Art can intimidate. Often pricey, it can seem imposingly precious—which is why many people take a reverent, by-the-numbers approach to hanging it in their home: on white walls with the center of the print or painting gallery-ready at 57 inches above the floor. Visit the homes of artists, however, and you’ll see that they treat artworks like members of the family, leaning pictures casually against walls or fearlessly displaying sculptures against patterned wallpaper.
That approach, documented in several books out this fall, is one we can all learn from. Marcia Prentice, author of the forthcoming “How We Live” (teNeues), said that a key principle is to look broadly and care deeply: “Creative people are bringing in art from a lot of different sources,” she said. “They don’t feel intimidated by the art—they’re just picking up the pieces that they love.”
That can mean incorporating personal effects, said Stacey Goergen, who co-authored this month’s “Artists Living with Art” (Abrams) with Amanda Benchley.

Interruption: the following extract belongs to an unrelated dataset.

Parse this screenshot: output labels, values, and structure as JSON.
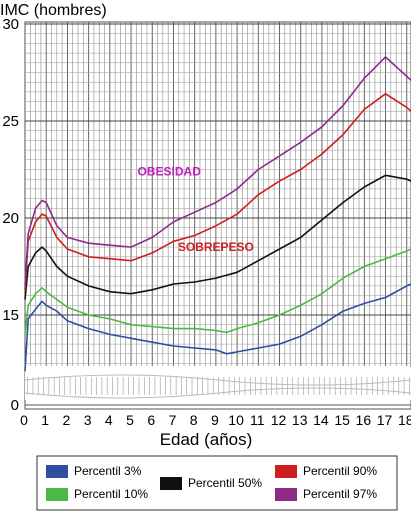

Family mementos are as important as major artworks for art photographer Laurie Simmons and her husband, painter Carroll Dunham. In the living room of their northwestern Connecticut home, the couple has juxtaposed a Sarah Charlesworth photograph with a sculpture by Carl D’Alvia and a work by their daughter Grace. “Laurie mixes a well-known photographer with a mid-career sculptor and then [a piece] made by their daughter when she was in high school,” Ms. Goergen said.
A relaxed attitude also makes a difference when you’re trying to live with art more organically. Throw up a nail and try something, or rotate works regularly. For artists, “it’s not fixed,” Ms. Benchley said. “It’s a more fluid attitude than in a museum. If it doesn’t work, move it.” Here are some strategies you should feel free to borrow from creative insiders.
Introduce Art in Unexpected Places
What do we do at home? We sit—on our sofas and on our Wassily chairs. In his Edinburgh apartment, interior designer Sam Buckley realized that adding art to the living room’s lower half would acknowledge the vantage points of those who were seated. “If you hang art at eye level when you’re standing up, when you sit down you feel as if everything is happening above you,” Mr. Buckley said of this more relaxed approach. “So I’ve got two or three pieces of art just stacked on the floor to give that feeling of inclusion when you’re sitting.” Near the Lucie Bennett drawing that leans against the wall, he installed a cascade of paper lamps with adjustable heights that he found on Etsy, which move the eye vertically. Elsewhere, he hung a small print under the chair rail.